Zor bir dönemimiz oldu evlenmeden önce, fakat eşim dengeyi evlenince gayet güzel kurdu, teşekkür ederiz, gayet de mutluyuz. :)

Lütfen farklı şeyler yaz yazacaksan aynı şeyleri dönüp dönüp yazıyorsun.

Dengeyi kurduysa neden sürekli her konuda, kadının ailesinden çocukluğundan üvey babasından intihar eğiliminden her şeyinden vuruyorsun. Üstüne çocuğa nefret kusuyorsun. Aynı şeyleri yazıp duran sensin. Çocuğun annesinden çok sen daha dertlisin, tüm konulara uzun uzun yazıp duruyorsun hem anneleri hem çocukları kötülüyorsun. Normal davranış değil bunlar. Evine bile gelmeyen çocuğa hala nefret kusmak mantıklı değil. Aklı başında, düzgün bir hayatı olan birisi bunları yapmaz.

Dediğin gibi kayıtlar davalar olsa o çocuk çoktan koruma altına alınırdı. Bak velayet değil, koruma altına almak.
 
Dengeyi kurduysa neden sürekli her konuda, kadının ailesinden çocukluğundan üvey babasından intihar eğiliminden her şeyinden vuruyorsun. Üstüne çocuğa nefret kusuyorsun. Aynı şeyleri yazıp duran sensin. Çocuğun annesinden çok sen daha dertlisin, tüm konulara uzun uzun yazıp duruyorsun hem anneleri hem çocukları kötülüyorsun. Normal davranış değil bunlar. Evine bile gelmeyen çocuğa hala nefret kusmak mantıklı değil. Aklı başında, düzgün bir hayatı olan birisi bunları yapmaz.
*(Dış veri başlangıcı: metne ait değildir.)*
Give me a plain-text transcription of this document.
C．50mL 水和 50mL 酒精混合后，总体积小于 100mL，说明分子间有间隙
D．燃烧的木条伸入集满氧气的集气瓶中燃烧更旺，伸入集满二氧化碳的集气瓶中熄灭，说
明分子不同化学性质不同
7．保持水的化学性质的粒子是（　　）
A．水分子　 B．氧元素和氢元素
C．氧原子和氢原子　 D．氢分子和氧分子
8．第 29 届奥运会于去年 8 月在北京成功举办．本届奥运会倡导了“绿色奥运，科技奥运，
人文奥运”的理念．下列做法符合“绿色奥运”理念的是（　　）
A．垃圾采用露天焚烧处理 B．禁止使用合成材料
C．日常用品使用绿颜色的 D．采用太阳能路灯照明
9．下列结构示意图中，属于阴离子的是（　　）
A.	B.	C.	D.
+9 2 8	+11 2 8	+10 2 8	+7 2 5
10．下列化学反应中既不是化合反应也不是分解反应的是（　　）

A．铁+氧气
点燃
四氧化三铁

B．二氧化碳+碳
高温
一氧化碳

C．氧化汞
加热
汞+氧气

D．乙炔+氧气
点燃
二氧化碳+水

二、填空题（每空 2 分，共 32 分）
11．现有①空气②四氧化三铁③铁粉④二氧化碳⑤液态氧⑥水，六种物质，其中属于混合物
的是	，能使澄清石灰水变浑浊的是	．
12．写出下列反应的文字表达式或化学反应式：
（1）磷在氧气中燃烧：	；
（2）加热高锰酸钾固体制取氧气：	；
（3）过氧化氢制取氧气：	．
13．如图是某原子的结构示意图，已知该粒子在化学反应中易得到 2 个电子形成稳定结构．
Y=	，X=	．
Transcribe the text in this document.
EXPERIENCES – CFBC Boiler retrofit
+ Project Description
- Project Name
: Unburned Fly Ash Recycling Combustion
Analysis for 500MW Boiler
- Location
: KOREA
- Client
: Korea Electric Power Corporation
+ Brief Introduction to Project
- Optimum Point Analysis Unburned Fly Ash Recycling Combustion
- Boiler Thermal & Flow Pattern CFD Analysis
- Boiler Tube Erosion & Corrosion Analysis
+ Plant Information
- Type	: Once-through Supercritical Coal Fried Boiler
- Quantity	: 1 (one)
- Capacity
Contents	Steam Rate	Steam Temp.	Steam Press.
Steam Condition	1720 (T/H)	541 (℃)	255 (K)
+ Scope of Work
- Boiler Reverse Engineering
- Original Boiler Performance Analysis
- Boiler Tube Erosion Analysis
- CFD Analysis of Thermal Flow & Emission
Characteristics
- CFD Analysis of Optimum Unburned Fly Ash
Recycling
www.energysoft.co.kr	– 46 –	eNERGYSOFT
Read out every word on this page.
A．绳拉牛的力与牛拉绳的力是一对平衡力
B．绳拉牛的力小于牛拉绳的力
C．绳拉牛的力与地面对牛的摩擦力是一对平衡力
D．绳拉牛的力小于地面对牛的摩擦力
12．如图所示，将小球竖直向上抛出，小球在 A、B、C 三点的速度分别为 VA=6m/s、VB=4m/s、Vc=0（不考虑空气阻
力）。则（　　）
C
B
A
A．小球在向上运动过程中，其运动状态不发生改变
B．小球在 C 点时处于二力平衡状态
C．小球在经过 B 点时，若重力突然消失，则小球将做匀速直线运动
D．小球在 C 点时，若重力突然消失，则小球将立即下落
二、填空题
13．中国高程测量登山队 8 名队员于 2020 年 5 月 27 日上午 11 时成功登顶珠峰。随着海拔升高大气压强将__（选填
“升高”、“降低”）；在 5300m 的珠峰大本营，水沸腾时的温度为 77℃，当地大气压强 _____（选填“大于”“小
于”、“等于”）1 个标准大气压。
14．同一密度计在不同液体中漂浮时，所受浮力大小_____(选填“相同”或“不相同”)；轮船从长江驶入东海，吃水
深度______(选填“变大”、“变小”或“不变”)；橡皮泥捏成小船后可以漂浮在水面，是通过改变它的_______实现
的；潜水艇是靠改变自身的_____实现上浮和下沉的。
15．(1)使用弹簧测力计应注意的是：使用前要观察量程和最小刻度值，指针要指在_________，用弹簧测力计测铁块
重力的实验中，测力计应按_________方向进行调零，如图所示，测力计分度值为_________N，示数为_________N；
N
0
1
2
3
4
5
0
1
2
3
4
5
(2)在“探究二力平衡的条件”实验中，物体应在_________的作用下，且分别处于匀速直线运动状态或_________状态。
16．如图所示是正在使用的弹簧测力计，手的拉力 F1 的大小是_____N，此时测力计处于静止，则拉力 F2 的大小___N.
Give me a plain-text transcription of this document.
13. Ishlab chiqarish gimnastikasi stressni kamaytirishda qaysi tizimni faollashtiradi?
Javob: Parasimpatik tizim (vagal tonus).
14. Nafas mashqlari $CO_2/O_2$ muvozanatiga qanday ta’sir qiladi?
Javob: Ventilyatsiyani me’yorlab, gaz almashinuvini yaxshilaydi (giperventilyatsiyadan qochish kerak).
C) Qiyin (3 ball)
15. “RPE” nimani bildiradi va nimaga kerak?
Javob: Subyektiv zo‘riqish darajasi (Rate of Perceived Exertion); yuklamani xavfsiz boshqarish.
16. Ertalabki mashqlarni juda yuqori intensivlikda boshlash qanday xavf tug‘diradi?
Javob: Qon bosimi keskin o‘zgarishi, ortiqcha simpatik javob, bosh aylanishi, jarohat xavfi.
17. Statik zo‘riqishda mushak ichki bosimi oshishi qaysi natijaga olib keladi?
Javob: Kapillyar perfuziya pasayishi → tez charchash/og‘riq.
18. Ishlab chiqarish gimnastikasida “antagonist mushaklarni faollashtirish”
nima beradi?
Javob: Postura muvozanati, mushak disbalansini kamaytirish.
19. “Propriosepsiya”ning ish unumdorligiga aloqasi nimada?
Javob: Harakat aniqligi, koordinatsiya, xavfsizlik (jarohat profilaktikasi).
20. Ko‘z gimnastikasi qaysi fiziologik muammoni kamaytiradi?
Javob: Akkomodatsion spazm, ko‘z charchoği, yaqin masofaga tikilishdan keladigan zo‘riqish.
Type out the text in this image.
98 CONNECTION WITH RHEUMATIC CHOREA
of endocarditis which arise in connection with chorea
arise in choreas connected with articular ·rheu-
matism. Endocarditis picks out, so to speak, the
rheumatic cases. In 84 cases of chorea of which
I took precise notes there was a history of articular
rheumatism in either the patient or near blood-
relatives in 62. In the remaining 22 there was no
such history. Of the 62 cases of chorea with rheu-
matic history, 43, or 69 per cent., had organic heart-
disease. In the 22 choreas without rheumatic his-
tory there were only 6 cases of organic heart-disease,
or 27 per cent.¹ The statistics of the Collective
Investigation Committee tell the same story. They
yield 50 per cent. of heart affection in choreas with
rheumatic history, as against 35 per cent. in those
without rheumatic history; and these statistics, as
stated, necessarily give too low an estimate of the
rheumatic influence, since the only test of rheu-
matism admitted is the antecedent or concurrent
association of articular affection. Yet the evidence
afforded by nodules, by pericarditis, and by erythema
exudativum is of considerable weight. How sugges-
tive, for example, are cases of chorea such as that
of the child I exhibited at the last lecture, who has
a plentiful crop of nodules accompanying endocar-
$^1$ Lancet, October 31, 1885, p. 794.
Dediğin gibi kayıtlar davalar olsa o çocuk çoktan koruma altına alınırdı. Bak velayet değil, koruma altına almak.
Çocuğa nefret kustuğuma dair bir tane cümlemi gösterir misin?

Daha önce de çocuğun kötülüğünü istediğimi iddia ettin. Bu iddialarını kanıtlar mısın?